Chavez went on to explain that the Peninsula of Paraguana, in the northwestern state of Falcon, will have a large influence on this new territory due to its great number of small islands.

From a geopolitical standpoint, “we border Puerto Rico, the Dominican Republic, French insular territories, even with the United States, since we share borders with Puerto Rico, which is a US colony,” said Chavez.

The Venezuelan president added that a group of civilian and military specialists in geography and geopolitics contributed to the development of this new policy which is a “very significant geopolitical affair that will have even international repercussions.”

Chavez cited articles 10, 11, 16 and 17 of the Constitution of the Bolivarian Republic of Venezuela to back the decision of creating said insular territory.

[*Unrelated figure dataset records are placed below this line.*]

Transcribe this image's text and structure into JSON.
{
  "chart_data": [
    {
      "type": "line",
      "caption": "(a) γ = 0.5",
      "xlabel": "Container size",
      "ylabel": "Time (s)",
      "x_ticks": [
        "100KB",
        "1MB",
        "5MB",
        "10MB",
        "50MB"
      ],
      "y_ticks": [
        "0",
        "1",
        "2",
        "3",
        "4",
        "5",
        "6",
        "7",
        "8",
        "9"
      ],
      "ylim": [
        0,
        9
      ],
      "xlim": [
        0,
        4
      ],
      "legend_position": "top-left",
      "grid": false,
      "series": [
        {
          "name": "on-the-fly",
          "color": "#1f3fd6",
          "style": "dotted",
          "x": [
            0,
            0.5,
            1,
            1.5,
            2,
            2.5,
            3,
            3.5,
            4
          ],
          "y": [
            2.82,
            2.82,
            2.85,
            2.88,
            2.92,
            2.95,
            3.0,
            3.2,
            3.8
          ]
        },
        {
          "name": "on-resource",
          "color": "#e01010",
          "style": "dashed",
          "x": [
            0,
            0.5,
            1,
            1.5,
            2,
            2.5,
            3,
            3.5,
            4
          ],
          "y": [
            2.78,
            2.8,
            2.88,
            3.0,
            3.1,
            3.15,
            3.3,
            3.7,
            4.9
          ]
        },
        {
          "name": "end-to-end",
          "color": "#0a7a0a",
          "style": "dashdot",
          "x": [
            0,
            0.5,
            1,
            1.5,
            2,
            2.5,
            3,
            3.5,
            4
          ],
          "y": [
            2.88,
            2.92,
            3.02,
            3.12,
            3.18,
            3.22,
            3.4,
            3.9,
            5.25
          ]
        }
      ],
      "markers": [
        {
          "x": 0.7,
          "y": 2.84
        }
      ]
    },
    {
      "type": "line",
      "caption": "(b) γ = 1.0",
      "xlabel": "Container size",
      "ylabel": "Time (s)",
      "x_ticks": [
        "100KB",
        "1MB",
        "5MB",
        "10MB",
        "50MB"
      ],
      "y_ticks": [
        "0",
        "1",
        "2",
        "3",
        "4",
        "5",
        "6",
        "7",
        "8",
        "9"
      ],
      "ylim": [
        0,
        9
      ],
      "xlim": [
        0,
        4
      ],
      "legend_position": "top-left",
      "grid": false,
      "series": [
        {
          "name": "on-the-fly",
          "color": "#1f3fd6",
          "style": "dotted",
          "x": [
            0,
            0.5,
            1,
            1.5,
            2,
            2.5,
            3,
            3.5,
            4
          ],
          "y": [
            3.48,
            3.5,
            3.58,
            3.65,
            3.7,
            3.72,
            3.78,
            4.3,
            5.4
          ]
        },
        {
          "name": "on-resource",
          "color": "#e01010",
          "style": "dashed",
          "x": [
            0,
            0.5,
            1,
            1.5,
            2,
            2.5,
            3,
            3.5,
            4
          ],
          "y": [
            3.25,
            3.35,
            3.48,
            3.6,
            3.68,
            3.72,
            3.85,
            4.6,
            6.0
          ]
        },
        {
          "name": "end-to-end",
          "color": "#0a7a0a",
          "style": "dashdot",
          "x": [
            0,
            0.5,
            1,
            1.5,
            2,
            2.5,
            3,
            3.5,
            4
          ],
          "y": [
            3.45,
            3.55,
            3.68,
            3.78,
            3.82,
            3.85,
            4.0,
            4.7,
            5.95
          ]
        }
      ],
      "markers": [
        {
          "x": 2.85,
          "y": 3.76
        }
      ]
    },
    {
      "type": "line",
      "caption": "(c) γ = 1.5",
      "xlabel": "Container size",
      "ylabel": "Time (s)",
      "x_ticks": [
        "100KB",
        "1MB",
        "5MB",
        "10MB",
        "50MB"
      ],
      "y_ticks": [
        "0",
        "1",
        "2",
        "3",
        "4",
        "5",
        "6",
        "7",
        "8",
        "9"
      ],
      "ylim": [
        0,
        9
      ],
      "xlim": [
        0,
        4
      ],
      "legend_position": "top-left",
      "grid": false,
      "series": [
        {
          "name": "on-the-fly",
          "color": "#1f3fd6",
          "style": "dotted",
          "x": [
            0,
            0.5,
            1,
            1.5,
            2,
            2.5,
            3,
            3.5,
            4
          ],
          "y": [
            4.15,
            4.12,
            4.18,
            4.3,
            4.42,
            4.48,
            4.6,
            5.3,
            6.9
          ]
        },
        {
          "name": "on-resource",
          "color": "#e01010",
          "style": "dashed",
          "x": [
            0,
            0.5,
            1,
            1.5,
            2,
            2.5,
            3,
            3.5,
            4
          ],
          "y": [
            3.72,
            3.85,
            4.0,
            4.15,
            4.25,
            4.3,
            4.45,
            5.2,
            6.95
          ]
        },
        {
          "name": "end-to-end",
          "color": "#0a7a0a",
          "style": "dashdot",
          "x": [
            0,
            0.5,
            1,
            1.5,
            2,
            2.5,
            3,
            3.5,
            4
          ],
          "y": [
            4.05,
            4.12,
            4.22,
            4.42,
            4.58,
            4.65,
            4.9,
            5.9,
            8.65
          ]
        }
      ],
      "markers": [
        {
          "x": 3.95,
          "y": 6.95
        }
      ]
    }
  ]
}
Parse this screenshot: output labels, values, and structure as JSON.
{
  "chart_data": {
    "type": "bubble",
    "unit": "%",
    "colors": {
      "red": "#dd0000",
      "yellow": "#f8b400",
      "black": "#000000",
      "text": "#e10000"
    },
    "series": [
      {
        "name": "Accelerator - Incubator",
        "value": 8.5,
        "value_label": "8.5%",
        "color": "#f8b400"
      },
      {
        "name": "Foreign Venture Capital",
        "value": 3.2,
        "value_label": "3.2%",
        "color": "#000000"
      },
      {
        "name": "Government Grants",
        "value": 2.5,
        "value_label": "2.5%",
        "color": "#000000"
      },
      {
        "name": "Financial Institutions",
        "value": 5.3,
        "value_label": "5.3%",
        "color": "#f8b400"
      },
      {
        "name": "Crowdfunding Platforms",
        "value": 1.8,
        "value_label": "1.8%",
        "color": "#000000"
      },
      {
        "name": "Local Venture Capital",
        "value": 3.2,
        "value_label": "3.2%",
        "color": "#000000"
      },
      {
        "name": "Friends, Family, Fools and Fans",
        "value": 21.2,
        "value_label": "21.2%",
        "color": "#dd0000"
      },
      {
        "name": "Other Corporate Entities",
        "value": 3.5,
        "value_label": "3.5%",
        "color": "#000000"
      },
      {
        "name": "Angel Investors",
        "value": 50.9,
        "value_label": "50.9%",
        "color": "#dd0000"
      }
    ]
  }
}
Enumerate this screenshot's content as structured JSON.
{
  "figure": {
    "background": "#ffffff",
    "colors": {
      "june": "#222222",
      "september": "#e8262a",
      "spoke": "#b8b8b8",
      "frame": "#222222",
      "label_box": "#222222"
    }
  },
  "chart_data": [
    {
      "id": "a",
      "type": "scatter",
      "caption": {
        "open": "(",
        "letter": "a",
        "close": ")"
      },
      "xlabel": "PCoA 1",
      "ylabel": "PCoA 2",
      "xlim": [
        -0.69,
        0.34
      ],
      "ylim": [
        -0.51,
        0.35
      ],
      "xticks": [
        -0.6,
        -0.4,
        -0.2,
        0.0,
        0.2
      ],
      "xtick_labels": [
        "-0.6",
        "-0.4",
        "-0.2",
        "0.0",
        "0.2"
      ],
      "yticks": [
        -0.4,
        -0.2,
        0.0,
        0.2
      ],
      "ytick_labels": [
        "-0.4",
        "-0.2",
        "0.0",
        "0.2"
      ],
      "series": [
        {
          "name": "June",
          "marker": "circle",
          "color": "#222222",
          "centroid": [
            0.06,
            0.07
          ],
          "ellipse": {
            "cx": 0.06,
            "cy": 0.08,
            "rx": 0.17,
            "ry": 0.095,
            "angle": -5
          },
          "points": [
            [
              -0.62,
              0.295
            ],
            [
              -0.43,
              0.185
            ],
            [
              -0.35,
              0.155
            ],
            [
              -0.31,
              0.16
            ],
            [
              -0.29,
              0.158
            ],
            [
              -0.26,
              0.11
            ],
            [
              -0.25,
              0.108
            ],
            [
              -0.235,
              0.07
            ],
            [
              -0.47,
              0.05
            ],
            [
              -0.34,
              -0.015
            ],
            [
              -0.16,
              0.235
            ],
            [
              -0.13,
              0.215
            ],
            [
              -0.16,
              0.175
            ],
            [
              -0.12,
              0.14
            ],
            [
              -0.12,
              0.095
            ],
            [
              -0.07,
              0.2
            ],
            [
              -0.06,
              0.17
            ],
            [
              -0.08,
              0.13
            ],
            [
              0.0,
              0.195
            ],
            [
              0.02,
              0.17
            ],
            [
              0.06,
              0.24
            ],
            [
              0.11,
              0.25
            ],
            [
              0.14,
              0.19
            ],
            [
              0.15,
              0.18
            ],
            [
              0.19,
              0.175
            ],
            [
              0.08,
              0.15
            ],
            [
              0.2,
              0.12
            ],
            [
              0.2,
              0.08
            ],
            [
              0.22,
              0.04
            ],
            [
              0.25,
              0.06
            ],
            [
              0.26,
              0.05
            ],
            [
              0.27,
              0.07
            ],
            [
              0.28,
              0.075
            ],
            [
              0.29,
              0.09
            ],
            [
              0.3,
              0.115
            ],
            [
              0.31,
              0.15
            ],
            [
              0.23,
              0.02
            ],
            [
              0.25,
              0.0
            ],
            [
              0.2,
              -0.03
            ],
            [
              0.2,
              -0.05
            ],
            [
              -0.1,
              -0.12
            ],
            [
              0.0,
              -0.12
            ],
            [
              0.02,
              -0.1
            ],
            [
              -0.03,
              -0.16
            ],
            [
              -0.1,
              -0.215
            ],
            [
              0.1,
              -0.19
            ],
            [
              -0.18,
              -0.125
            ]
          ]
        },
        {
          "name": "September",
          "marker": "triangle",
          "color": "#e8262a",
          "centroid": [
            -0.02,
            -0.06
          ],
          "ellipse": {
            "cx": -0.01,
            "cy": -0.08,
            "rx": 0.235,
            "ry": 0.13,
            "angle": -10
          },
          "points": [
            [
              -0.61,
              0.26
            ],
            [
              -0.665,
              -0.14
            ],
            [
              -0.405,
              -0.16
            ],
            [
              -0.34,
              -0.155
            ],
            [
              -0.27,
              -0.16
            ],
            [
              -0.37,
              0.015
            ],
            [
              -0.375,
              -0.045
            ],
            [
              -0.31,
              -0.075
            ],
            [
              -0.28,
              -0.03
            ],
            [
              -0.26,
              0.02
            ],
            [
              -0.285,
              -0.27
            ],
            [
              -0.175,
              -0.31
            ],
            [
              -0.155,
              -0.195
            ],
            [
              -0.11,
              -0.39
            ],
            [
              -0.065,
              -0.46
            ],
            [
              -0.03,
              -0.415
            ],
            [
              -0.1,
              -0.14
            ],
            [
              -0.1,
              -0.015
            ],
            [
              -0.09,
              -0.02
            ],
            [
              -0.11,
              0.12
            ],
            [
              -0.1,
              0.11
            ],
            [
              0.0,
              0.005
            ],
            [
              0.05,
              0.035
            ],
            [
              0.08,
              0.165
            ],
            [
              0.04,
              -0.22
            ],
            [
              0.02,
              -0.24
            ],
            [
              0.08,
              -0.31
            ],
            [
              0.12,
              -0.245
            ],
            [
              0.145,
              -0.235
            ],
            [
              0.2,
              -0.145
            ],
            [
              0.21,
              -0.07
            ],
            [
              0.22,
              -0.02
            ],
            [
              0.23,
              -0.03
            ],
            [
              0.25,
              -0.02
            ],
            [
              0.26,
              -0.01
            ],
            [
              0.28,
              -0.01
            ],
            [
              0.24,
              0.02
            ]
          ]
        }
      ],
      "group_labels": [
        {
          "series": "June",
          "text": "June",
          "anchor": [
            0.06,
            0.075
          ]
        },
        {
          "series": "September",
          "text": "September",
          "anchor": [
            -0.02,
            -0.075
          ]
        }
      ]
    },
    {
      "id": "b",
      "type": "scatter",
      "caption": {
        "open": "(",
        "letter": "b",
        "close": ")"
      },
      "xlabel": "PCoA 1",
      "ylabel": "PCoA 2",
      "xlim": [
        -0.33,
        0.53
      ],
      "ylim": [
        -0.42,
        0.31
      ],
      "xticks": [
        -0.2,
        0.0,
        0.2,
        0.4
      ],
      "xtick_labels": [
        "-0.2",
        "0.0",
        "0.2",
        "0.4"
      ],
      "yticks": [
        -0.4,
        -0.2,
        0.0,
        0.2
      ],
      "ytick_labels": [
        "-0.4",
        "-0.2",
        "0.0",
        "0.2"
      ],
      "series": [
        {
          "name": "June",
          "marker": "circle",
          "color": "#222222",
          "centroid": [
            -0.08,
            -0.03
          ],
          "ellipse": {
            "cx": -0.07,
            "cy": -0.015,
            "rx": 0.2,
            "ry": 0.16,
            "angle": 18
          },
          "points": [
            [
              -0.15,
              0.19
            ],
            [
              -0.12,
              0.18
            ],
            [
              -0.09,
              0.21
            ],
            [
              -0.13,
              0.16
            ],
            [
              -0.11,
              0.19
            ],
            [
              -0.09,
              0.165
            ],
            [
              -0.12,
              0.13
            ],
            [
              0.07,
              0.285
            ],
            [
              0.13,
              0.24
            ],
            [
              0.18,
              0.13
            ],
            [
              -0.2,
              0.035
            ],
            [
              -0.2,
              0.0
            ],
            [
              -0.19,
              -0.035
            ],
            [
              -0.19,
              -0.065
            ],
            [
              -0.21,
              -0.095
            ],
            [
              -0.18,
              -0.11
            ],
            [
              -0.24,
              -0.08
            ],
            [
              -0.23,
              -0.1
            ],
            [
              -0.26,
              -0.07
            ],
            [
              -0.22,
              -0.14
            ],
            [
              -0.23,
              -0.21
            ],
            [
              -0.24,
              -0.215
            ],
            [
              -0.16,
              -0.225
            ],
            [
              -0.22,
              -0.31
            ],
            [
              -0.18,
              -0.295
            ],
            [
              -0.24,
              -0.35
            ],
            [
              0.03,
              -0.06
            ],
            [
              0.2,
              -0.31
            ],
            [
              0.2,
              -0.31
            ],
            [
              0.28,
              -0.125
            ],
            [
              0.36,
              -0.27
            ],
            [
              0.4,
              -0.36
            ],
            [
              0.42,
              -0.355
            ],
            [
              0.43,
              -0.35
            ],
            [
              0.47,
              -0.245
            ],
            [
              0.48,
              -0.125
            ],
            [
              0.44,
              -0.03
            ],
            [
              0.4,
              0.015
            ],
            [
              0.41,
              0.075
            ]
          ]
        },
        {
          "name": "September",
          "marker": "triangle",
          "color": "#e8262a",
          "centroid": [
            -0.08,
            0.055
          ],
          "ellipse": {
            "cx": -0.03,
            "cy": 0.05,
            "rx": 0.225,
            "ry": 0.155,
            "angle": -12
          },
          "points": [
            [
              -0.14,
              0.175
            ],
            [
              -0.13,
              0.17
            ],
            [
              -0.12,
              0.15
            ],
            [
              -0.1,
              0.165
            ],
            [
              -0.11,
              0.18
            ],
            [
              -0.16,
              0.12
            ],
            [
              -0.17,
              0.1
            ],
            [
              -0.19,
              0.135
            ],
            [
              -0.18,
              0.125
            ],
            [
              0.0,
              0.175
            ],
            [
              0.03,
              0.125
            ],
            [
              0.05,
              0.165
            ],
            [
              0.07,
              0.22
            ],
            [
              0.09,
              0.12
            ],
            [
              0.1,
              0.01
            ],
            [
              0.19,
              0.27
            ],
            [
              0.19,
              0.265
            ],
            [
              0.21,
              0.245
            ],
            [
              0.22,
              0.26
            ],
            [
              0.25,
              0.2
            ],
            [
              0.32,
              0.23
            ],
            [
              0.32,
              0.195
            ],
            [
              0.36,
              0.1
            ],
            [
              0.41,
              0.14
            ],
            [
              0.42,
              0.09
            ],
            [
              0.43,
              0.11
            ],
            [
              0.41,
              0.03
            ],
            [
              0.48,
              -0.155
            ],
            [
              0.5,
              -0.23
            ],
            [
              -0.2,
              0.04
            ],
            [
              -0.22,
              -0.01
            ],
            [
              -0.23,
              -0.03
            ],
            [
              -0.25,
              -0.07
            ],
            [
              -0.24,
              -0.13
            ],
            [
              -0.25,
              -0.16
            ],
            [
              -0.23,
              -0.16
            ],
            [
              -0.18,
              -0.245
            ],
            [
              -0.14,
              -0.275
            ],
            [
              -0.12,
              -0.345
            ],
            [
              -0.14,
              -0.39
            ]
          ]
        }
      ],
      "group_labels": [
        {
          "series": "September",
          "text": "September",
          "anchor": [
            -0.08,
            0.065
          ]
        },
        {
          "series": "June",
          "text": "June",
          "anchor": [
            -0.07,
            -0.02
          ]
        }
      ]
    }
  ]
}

Article 11, for example, states: “The full sovereignty of the Republic is exercised on the continental, and insular spaces, lake and river spaces, territorial sea, historic, vital and inland sea areas, and those lying within such straight baselines as have been adopted or may come to be adopted by the Republic; seabed and under the seabed of the aforementioned; the continental, insular and maritime air space and the resources located within the aforementioned spaces, including genetic resources, migratory species, derived products and any intangible components that may be present within the aforementioned spaces because of natural causes. The insular space of the Republic includes the Archipelago of Los Monjes, Las Aves, Los Roques, La Orchila, La Tortuga, La Blanquilla, Los Hermanos, islands of Margarita, Cubagua and Coche, Los Frailes, La Sola Island, Los Testigos Archipelago, Patos Island and Aves Island, as well as the islands, islets, keys and banks located or coming in the future to emerge from the territorial sea, that covering the continental shelf or that lying within the limits of the exclusive economic zone. As to the water spaces consisting of the contiguous maritime zone, the continental sheaf and the exclusive economic zone, the Republic exercises exclusive rights of sovereignty and jurisdiction on such terms, to such extent and subject to such conditions as may be determined by public international law and national law. The Republic has rights in outer space and in those areas which are or may be the Common Property of Humanity, on such terms, to such extent and subject to such conditions as may be determined by public international agreements and by the national legislation.”

In addition, Article 17 reads: “Federal dependencies are the maritime islands which are not incorporated into the territory of a State, as well as any island that may form or appear in the territorial sea or that covering the continental sheaf. Their regime and administration shall be provided by law.”

Finally Chavez announced that the creation of a second insular territory is being evaluated, which would be composed by the triangle of islands that includes La Tortuga, La Blanquilla and the Archipelago Los Testigos.